PMID 34016347 (2021): three, sessions — Performance in heat, Time-trial performance (study note for endurance athletes).

Last updated/Feb 23, 2026, 10:34 PM

Study note • PMID 34016347

Effects of three-exercise sessions in the heat on endurance cycling performance.

Journal of thermal biology2021 • DOI 10.1016/j.jtherbio.2021.102925
Evidence B71/100
Action 1: Default

Low risk + high feasibility for most athletes.

ELI5

In plain language

To investigate the effects of a very short-term acclimation protocol (VSTAP) on performance, physiological and perceptual responses to exercise in the heat. (randomized trial; trained cyclists).

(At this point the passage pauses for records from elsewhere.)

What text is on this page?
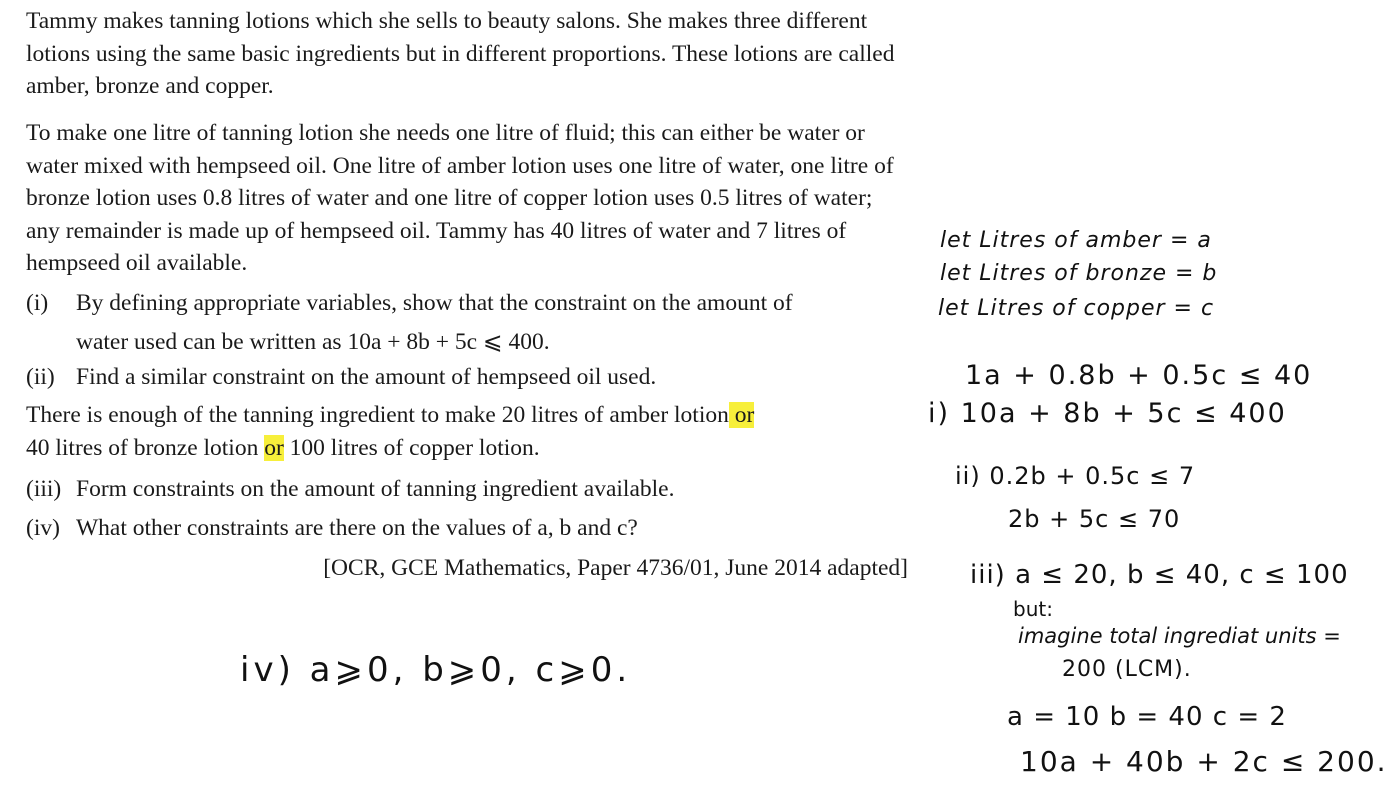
Tammy makes tanning lotions which she sells to beauty salons. She makes three different lotions using the same basic ingredients but in different proportions. These lotions are called amber, bronze and copper.

To make one litre of tanning lotion she needs one litre of fluid; this can either be water or water mixed with hempseed oil. One litre of amber lotion uses one litre of water, one litre of bronze lotion uses 0.8 litres of water and one litre of copper lotion uses 0.5 litres of water; any remainder is made up of hempseed oil. Tammy has 40 litres of water and 7 litres of hempseed oil available.

(i) By defining appropriate variables, show that the constraint on the amount of
water used can be written as 10a + 8b + 5c ⩽ 400.
(ii) Find a similar constraint on the amount of hempseed oil used.
There is enough of the tanning ingredient to make 20 litres of amber lotion or
40 litres of bronze lotion or 100 litres of copper lotion.
(iii) Form constraints on the amount of tanning ingredient available.
(iv) What other constraints are there on the values of a, b and c?
[OCR, GCE Mathematics, Paper 4736/01, June 2014 adapted]
let Litres of amber = a
let Litres of bronze = b
let Litres of copper = c
1a + 0.8b + 0.5c ≤ 40
i) 10a + 8b + 5c ≤ 400
ii) 0.2b + 0.5c ≤ 7
2b + 5c ≤ 70
iii) a ≤ 20, b ≤ 40, c ≤ 100
but:
imagine total ingrediat units =
200 (LCM).
a = 10 b = 40 c = 2
10a + 40b + 2c ≤ 200.
iv) a⩾0, b⩾0, c⩾0.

Effects on Performance in heat, Time-trial performance are mixed or unclear from the abstract alone. Treat this as a signal, not a guarantee; confirm methods and context in the full paper.

Takeaways

What the abstract suggests

  • Study question: To investigate the effects of a very short-term acclimation protocol (VSTAP) on performance, physiological and perceptual responses to exercise in the heat.
  • Effects on Performance in heat, Time-trial performance are mixed or unclear from the abstract alone.
  • Population: trained cyclists.
  • Protocol cues (title/abstract): 3 days • 90 min • 10min • 80 min • 4.5h.

Protocol

Protocol (as reported)

  • Intervention/exposure: three, sessions.
  • Dose/time/duration cues in abstract/title: 3 days • 90 min • 10min • 80 min • 4.5h.
  • Outcomes: Performance in heat, Time-trial performance.
  • Replication note: abstracts often omit adherence and timing; confirm details before changing training or supplementation.

Fit

Who it helps, and who should skip it

Who it helps

  • Athletes similar to the study population (trained cyclists) working on heat.
  • Athletes who can measure Performance in heat, Time-trial performance with a repeatable workout or time-trial effort.

Who should skip

  • If you have symptoms or conditions that make the intervention risky, get professional guidance.
  • If you’re near race day and can’t safely test, defer the experiment.

Methods

What the study actually did

  • Design: randomized trial.
  • Population: trained cyclists.
  • Outcomes measured: Performance in heat, Time-trial performance.
  • Protocol cues mentioned: 3 days • 90 min • 10min • 80 min • 4.5h.
  • Source: PubMed PMID 34016347 (2021) — Journal of thermal biology.

Results excerpt

What the abstract reports

decreased HR and TyT) and perceptual (i.e.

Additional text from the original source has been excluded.